No logramos hallar la fórmula mágica que nos ayude a comprender verdaderamente cuál es el sentido de la existencia. Tampoco nos preocupa en la medida en que debería, la gravedad del momento histórico al que hemos llegado, después de siglos de guerras, conquistas y pandemias, parecemos no aprender. Esta es la era en la que las respuestas parecen agotarse. Indiscutiblemente en todos los continentes compartimos los mismos problemas. Somos buenos y mucho, para medir con indicadores qué tal nos va gestionando la vida. Desde la primera infancia nos educan para obtener las mejores calificaciones en el colegio, los primeros puestos en las competiciones y al ir transitando hacia la adultez ya nos transamos por un listado de bienes materiales y títulos que debemos adquirir con el tiempo, como las triadas: casa, carro y beca o pregrado, maestría y doctorado. En lo colectivo tenemos claros parámetros para medir los logros, al margen de lo que ocurra con el desarrollo y su impacto global. Nos puntuamos y hacemos rankings sobre los países más avanzados y favorables para la vida. Inflación, cambio de la moneda, crecimiento económico, producto interno bruto, tasa de desempleo, el listado es interminable.

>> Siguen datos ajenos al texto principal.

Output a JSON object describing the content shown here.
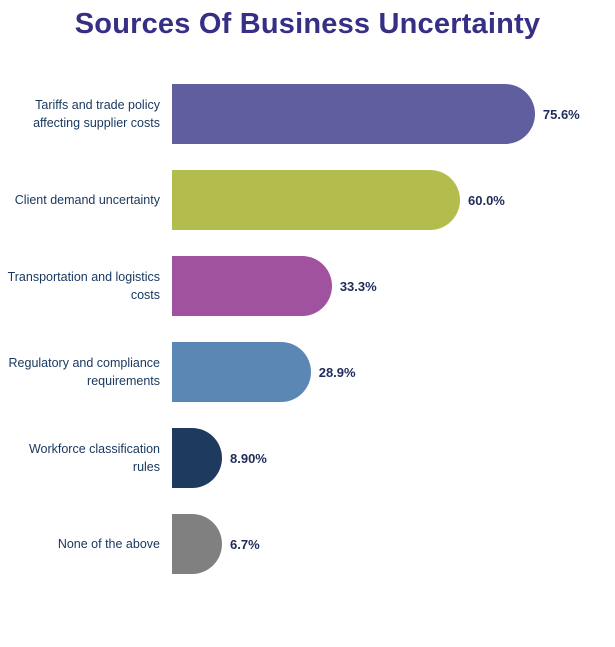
{
  "title": "Sources Of Business Uncertainty",
  "chart_data": {
    "type": "bar",
    "orientation": "horizontal",
    "title": "Sources Of Business Uncertainty",
    "xlabel": "",
    "ylabel": "",
    "xlim": [
      0,
      100
    ],
    "grid": false,
    "legend": false,
    "categories": [
      "Tariffs and trade policy affecting supplier costs",
      "Client demand uncertainty",
      "Transportation and logistics costs",
      "Regulatory and compliance requirements",
      "Workforce classification rules",
      "None of the above"
    ],
    "values": [
      75.6,
      60.0,
      33.3,
      28.9,
      8.9,
      6.7
    ],
    "value_labels": [
      "75.6%",
      "60.0%",
      "33.3%",
      "28.9%",
      "8.90%",
      "6.7%"
    ],
    "colors": [
      "#5f5fa0",
      "#b3bd4d",
      "#a0529e",
      "#5b87b5",
      "#1f3a5f",
      "#808080"
    ],
    "title_color": "#352f85",
    "label_color": "#17375e",
    "value_label_color": "#1f2b5b"
  }
}
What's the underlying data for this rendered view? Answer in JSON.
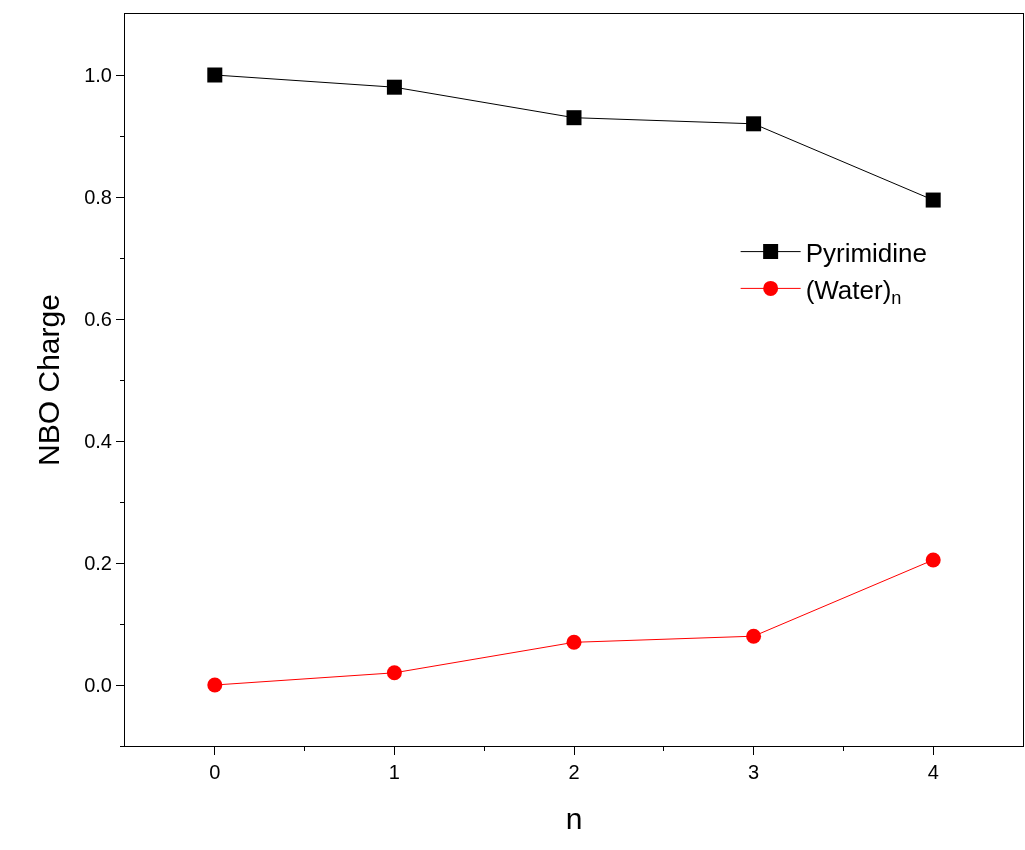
{
  "chart_data": {
    "type": "line",
    "xlabel": "n",
    "ylabel": "NBO Charge",
    "x": [
      0,
      1,
      2,
      3,
      4
    ],
    "series": [
      {
        "name": "Pyrimidine",
        "color": "#000000",
        "marker": "square",
        "values": [
          1.0,
          0.98,
          0.93,
          0.92,
          0.795
        ]
      },
      {
        "name": "(Water)$_{n}$",
        "color": "#ff0000",
        "marker": "circle",
        "values": [
          0.0,
          0.02,
          0.07,
          0.08,
          0.205
        ]
      }
    ],
    "xlim": [
      -0.5,
      4.5
    ],
    "xticks": [
      0,
      {
        "value": 0.5,
        "label": null
      },
      1,
      {
        "value": 1.5,
        "label": null
      },
      2,
      {
        "value": 2.5,
        "label": null
      },
      3,
      {
        "value": 3.5,
        "label": null
      },
      4
    ],
    "ylim": [
      -0.1,
      1.1
    ],
    "yticks": [
      {
        "value": -0.1,
        "label": null
      },
      {
        "value": 0.0,
        "label": "0.0"
      },
      {
        "value": 0.1,
        "label": null
      },
      0.2,
      {
        "value": 0.3,
        "label": null
      },
      0.4,
      {
        "value": 0.5,
        "label": null
      },
      0.6,
      {
        "value": 0.7,
        "label": null
      },
      0.8,
      {
        "value": 0.9,
        "label": null
      },
      {
        "value": 1.0,
        "label": "1.0"
      }
    ],
    "grid": false,
    "legend": "right",
    "line_style": "solid"
  }
}
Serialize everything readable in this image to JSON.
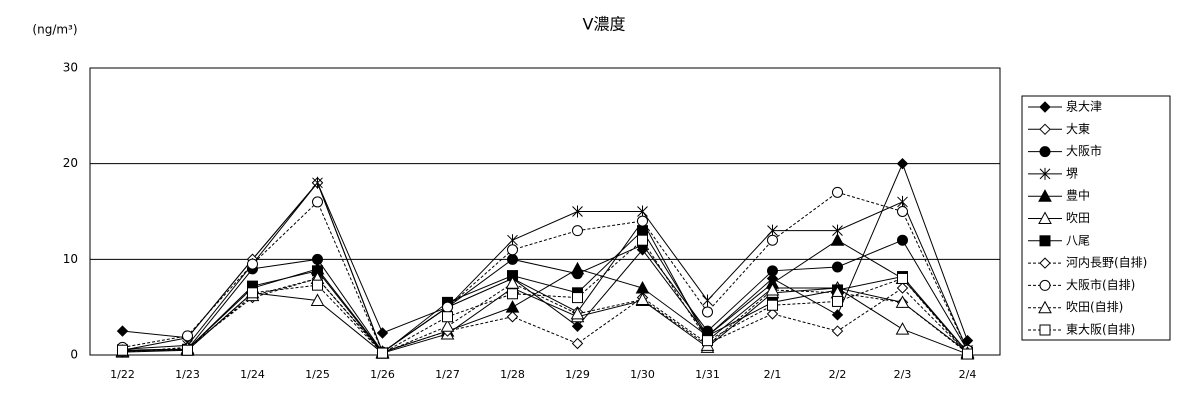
{
  "chart_data": {
    "type": "line",
    "title": "V濃度",
    "y_label": "(ng/m³)",
    "categories": [
      "1/22",
      "1/23",
      "1/24",
      "1/25",
      "1/26",
      "1/27",
      "1/28",
      "1/29",
      "1/30",
      "1/31",
      "2/1",
      "2/2",
      "2/3",
      "2/4"
    ],
    "ylim": [
      0,
      30
    ],
    "yticks": [
      0,
      10,
      20,
      30
    ],
    "grid": true,
    "legend": "right",
    "series": [
      {
        "name": "泉大津",
        "color": "#000000",
        "marker": "diamond",
        "filled": true,
        "dashed": false,
        "values": [
          2.5,
          1.8,
          10,
          18,
          2.3,
          5,
          8,
          3,
          11,
          2,
          8,
          4.2,
          20,
          1.5
        ]
      },
      {
        "name": "大東",
        "color": "#000000",
        "marker": "diamond",
        "filled": false,
        "dashed": false,
        "values": [
          0.5,
          1.8,
          10,
          18,
          0.3,
          5,
          8,
          4.5,
          14,
          1.5,
          7,
          7,
          5.5,
          0.3
        ]
      },
      {
        "name": "大阪市",
        "color": "#000000",
        "marker": "circle",
        "filled": true,
        "dashed": false,
        "values": [
          0.5,
          0.6,
          9,
          10,
          0.3,
          5,
          10,
          8.5,
          11.5,
          2.5,
          8.8,
          9.2,
          12,
          0.5
        ]
      },
      {
        "name": "堺",
        "color": "#000000",
        "marker": "asterisk",
        "filled": true,
        "dashed": false,
        "values": [
          0.6,
          1,
          9.5,
          18,
          0.3,
          5,
          12,
          15,
          15,
          5.7,
          13,
          13,
          16,
          0.5
        ]
      },
      {
        "name": "豊中",
        "color": "#000000",
        "marker": "triangle",
        "filled": true,
        "dashed": false,
        "values": [
          0.4,
          0.6,
          7,
          9,
          0.3,
          2.5,
          5,
          9,
          7,
          2,
          7.5,
          12,
          8,
          0.3
        ]
      },
      {
        "name": "吹田",
        "color": "#000000",
        "marker": "triangle",
        "filled": false,
        "dashed": false,
        "values": [
          0.3,
          0.5,
          6.5,
          5.7,
          0.2,
          2.2,
          7,
          4,
          5.7,
          0.8,
          6.5,
          7,
          2.7,
          0.1
        ]
      },
      {
        "name": "八尾",
        "color": "#000000",
        "marker": "square",
        "filled": true,
        "dashed": false,
        "values": [
          0.5,
          0.6,
          7.2,
          8.8,
          0.2,
          5.5,
          8.3,
          6.5,
          13,
          2,
          5.5,
          6.8,
          8.2,
          0.3
        ]
      },
      {
        "name": "河内長野(自排)",
        "color": "#000000",
        "marker": "diamond",
        "filled": false,
        "dashed": true,
        "values": [
          0.3,
          0.8,
          6,
          8,
          0.3,
          2.5,
          4,
          1.2,
          6,
          1.2,
          4.3,
          2.5,
          7,
          0.2
        ]
      },
      {
        "name": "大阪市(自排)",
        "color": "#000000",
        "marker": "circle",
        "filled": false,
        "dashed": true,
        "values": [
          0.8,
          2,
          9.5,
          16,
          0.3,
          5,
          11,
          13,
          14,
          4.5,
          12,
          17,
          15,
          0.5
        ]
      },
      {
        "name": "吹田(自排)",
        "color": "#000000",
        "marker": "triangle",
        "filled": false,
        "dashed": true,
        "values": [
          0.4,
          0.7,
          6.2,
          8,
          0.2,
          3,
          7.5,
          4.3,
          5.8,
          1,
          6.8,
          6.5,
          5.5,
          0.2
        ]
      },
      {
        "name": "東大阪(自排)",
        "color": "#000000",
        "marker": "square",
        "filled": false,
        "dashed": true,
        "values": [
          0.5,
          0.5,
          6.5,
          7.3,
          0.2,
          4,
          6.4,
          6,
          12,
          1.5,
          5.2,
          5.6,
          8,
          0.1
        ]
      }
    ]
  }
}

Indicadores que lejos de ayudarnos a mejorar aumentan nuestra angustia y sensación de indefensión, nuestra desesperanza al no alcanzar el número esperado en lo colectivo. Y entonces hablamos de países del primer, segundo y tercer mundo. Yo me pregunto hoy al otro lado el Atlántico y lejos de mi amado país, cuáles serán esos indicadores hacia el futuro que nos permitirán avanzar de verdad y convertirnos en mejores seres humanos. Y lo hago porque confirmo que todos los seres humanos en cualquier lugar del mundo compartimos los mismos desafíos. Independientemente de la cultura y el lugar geográfico que nos ha correspondido ocupar, los problemas son iguales. Hoy más que nunca hablaría de pobreza y guerra. Pero vistas como componentes inherentes al camino histórico de la humanidad. Creo que hay pobreza material pero una menos evidente y más nociva, la pobreza espiritual que no alberga espacio para la evolución.
Y la guerra interior esa que no nos permite reconocer nuestros errores para no seguir en ellos. Qué nos aleja de la compasión y valentía para hacer frente a la desigualdad. Seguramente no será la inflación la que nos indique la salida pues es en cierta medida la confirmación de una economía que ha sido perversamente gestionada. Tampoco lo será la calidad de vida para corroborar que hemos ido en búsqueda de un progreso desequilibrado y mucho menos lo será la evaluación de las monedas que muestra la inequidad y paridad de los gobiernos y países frente a un planeta tierra que es de todos y para todos.
¿Cómo medir si estamos avanzando? si vemos que los indicadores, las cifras y los porcentajes son siempre los mismos. ¿Será que no hay salida? o será que existe un camino alterno y una bifurcación que nos permita ver más allá de nuestras propias narices e indicadores, qué es eso que tiene que cambiar para que el resto de cosas se transformen. Hablaría de capacidad de aprender, reaprender y desaprender como lo ha mencionado Alvin Toffler. También de nuestro talante espiritual y qué tantos dedicamos a ese trabajo interior que nos permita la evolución personal para iluminar lo colectivo. También será definitivo, el nivel de comprensión de nuestra interdependencia, esa conexión de todo lo vivo que hace que seamos uno y que allí podamos encontrar la sensibilidad necesaria para comprender que una guerra en Ucrania, un virus o una crisis climática, nos golpean y que la responsabilidad del futuro es de todos al unísono. No de fragmentos ni de nociones que compiten y se miden con cifras frías, cuando el mundo está en caliente.